Tony Blair has made his second intervention in the Labour leadership election, in a piece in the Observer that accuses the Jeremy Corbyn campaign as being fantasy politics from the world of Alice in Wonderland. He writes:
There is a politics of parallel reality going on, in which reason is an irritation, evidence a distraction, emotional impact is king and the only thing that counts is feeling good about it all.
Some might feel that this is a bit rich coming from a politician whose historical legacy is likely to be his claim that Iraq had weapons of mass destruction that could hit the UK in 45 minutes. Some might even feel that the sentence I’ve quoted is a fairly sharp assessment of Blair’s own appeal. Leaving that aside, it’s fascinating to read his rhetortical technique, which is largely based around a straw-man Corbynista – allergic to evidence, hostile to the idea of winning and wielding power, placing a self-indulgent purity above the need to build a consensus for change. It’s fairly conventional stuff, and it’s looking increasingly desperate; the fact is that the Corbyn insurgency is a much bigger, more complex phenomenon than that, and part of the reason why Corbyn has build and sustained what now looks like a lead is the complete inability of his opponents to deal with that.

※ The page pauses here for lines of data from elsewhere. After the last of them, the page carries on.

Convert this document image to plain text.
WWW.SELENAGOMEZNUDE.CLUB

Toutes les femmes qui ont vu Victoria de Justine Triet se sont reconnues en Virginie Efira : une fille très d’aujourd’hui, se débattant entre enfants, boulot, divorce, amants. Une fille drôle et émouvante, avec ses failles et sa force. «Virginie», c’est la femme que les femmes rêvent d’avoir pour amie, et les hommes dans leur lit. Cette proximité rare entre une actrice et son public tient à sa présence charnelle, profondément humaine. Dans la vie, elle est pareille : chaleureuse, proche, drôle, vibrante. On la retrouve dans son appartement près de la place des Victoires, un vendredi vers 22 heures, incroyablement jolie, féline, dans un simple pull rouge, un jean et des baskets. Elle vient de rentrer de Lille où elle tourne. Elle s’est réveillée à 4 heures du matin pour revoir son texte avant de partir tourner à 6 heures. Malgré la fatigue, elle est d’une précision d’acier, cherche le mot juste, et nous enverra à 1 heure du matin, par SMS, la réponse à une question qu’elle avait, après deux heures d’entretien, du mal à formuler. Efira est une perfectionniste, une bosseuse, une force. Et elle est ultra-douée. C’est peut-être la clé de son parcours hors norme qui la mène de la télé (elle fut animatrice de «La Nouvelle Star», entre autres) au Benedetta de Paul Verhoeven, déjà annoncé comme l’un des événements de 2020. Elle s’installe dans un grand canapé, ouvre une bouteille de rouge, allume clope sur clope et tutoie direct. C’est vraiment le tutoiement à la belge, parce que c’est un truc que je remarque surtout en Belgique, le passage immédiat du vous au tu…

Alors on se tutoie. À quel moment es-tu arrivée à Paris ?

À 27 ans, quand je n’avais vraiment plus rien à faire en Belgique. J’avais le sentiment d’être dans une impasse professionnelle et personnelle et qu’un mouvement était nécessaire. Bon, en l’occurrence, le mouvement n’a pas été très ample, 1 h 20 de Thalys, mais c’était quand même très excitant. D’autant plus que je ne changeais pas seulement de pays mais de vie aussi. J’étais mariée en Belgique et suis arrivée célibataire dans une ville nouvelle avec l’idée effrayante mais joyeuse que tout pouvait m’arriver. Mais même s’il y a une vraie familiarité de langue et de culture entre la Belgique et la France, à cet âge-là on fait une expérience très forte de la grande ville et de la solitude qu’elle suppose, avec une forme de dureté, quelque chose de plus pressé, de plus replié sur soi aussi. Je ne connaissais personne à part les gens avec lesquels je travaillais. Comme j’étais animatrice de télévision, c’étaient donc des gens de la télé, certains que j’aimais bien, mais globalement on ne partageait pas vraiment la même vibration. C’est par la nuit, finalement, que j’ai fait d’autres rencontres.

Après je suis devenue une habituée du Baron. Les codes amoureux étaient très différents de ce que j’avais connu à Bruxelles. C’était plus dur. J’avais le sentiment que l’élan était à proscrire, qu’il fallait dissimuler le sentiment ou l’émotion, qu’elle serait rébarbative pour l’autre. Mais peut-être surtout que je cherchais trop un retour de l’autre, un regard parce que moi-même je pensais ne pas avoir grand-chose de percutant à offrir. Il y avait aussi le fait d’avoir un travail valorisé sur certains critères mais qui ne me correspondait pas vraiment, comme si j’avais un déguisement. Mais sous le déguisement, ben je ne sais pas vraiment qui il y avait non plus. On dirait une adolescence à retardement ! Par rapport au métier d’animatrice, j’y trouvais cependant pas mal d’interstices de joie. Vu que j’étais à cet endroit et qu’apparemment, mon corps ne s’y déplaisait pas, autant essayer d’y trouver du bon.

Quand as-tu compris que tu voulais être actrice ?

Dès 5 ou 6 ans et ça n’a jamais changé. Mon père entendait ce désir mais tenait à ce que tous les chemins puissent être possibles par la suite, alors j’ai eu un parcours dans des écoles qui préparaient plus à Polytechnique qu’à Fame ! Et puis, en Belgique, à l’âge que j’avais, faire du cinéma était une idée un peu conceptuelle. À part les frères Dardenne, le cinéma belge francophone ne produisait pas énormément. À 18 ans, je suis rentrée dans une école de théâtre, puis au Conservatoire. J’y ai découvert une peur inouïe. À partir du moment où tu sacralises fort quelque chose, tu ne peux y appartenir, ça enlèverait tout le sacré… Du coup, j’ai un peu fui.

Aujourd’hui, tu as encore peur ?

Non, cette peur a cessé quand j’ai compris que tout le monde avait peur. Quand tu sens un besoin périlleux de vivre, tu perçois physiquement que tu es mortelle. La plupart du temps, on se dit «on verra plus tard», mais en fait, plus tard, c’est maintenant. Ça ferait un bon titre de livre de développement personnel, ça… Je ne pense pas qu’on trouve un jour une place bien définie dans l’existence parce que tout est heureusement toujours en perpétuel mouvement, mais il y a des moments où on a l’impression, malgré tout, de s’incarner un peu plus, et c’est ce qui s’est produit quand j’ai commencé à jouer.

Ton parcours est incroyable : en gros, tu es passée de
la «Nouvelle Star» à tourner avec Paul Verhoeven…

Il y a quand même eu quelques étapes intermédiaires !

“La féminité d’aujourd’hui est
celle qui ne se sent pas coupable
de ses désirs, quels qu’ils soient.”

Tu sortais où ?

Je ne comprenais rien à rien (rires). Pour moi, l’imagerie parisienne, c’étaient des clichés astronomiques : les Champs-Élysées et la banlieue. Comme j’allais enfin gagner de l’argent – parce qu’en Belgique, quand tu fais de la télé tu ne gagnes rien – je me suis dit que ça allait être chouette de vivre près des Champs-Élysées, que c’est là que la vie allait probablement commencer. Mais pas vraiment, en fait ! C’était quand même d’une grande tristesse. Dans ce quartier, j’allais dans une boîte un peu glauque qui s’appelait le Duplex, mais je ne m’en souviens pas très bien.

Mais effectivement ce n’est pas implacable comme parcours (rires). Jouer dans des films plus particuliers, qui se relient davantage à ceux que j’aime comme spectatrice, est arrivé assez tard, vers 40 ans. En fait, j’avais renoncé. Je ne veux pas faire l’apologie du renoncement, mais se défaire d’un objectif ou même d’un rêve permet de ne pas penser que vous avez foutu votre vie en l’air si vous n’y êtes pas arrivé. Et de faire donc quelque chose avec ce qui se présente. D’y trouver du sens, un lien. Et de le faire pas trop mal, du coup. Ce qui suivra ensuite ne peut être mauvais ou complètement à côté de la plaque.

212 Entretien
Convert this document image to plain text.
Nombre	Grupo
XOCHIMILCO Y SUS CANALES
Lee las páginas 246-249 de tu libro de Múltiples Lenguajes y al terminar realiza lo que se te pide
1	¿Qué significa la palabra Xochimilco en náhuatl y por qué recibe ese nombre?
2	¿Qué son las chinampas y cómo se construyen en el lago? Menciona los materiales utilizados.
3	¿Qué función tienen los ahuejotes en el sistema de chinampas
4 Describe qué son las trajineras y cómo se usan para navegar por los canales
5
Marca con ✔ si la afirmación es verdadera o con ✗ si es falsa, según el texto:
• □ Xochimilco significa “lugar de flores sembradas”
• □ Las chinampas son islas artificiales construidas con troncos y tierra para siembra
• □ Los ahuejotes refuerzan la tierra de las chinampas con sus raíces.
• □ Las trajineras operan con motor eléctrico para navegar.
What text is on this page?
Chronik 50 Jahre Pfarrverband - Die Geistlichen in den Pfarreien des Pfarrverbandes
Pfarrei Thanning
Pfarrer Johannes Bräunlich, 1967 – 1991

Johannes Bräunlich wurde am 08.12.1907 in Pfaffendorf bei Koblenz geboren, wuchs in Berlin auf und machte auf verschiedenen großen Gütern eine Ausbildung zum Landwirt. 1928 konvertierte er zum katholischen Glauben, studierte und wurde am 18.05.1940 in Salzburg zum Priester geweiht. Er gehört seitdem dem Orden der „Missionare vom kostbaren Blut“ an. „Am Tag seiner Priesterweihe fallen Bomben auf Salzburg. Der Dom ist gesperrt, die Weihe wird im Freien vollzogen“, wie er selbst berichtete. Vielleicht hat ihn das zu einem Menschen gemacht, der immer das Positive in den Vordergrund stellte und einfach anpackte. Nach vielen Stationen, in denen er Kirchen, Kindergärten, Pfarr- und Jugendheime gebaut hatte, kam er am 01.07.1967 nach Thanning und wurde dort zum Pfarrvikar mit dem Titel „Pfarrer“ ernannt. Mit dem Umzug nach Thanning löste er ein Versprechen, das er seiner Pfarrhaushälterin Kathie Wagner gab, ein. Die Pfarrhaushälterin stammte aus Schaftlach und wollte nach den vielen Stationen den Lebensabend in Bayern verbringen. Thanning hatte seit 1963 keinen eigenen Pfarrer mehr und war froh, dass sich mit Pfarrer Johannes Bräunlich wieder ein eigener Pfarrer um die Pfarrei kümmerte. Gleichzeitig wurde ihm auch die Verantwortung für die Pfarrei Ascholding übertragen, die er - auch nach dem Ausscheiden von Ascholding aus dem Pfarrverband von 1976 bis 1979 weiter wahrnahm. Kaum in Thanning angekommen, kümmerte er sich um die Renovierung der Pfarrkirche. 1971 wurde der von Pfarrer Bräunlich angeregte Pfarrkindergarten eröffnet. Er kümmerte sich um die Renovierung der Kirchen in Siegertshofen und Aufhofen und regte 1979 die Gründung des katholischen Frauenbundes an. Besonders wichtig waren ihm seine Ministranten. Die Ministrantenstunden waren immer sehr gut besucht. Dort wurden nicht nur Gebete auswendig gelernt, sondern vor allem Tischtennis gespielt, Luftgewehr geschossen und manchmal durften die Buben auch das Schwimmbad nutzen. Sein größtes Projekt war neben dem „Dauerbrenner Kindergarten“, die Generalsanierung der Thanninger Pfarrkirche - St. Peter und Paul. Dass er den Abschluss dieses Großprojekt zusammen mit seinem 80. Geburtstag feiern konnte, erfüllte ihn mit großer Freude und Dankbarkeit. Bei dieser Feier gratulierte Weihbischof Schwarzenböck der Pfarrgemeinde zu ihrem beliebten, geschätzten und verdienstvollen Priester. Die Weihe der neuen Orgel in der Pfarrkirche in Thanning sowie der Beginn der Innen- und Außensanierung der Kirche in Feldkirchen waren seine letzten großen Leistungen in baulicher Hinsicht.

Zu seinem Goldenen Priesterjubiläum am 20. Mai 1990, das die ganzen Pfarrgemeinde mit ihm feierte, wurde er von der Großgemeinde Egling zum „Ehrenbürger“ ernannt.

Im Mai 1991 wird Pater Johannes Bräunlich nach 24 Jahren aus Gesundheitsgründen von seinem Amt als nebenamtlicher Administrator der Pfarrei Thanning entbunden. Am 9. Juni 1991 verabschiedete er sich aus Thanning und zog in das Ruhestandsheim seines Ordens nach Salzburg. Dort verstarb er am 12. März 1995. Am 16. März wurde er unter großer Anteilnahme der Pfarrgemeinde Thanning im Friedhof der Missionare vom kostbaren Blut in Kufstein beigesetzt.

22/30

Blair is right when he lists examples of insurgency politics – of both left and right – from around the world. What he does not do is ask questions of why that might be the case – whether this is about a systemic failure of Western democracies in which there is increasingly no alternative on offer to a particular political and economic model – a neoliberal model that is failing on its own terms and driving, in the face of its claims to the opposite, huge increases in poverty and inequality. Blair is offering an insider’s view; he cleverly makes reference to bubbles outside the Westminster one but the Corbyn phenomenon – like other insurgencies – is at one level a reaction to the gulf between life as it is lived by millions and as it is described by political elites. To that extent it is wholly authentic.
In that context, the sentence I have quoted above can look very much like a critique of the economics and politics of the Western political mainstream; the insurgencies that Blair lists are all expressions of a rejection of that view. This is about a clash of realities, and ultimately represents a question of where political power lies. The danger is that Blair, and those who think like them, do not understand that in democracies you cannot simply ignore insurgency. The responsible reaction, as more people in the Labour Party are realising, is to seek to understand the insurgency and to ask why people are rejecting mainstream politics. The Labour Party’s genius is to allow radical aspiration to be expressed in power; and that means the ability to adapt. Blairism, if it means anything at all, was the ability of the Party to adapt and change to fit the particular circumstances of the late 1990’s and early 21st century. In doing so, and leaving aside the appalling failure of Iraq, it achieved an enormous amount – massive progress on education, health, on reducing child poverty, on equalities. But the Blair consensus was torn up by the crash of 2007/8; Labour’s survival depends on its learning to adapt again.
Labour’s ability to survive and become once more the dominant force it was under Blair lies not in replicating Blairism but in understanding and adapting to how the world has changed. It is this that Blair’s piece seems fatally to miss.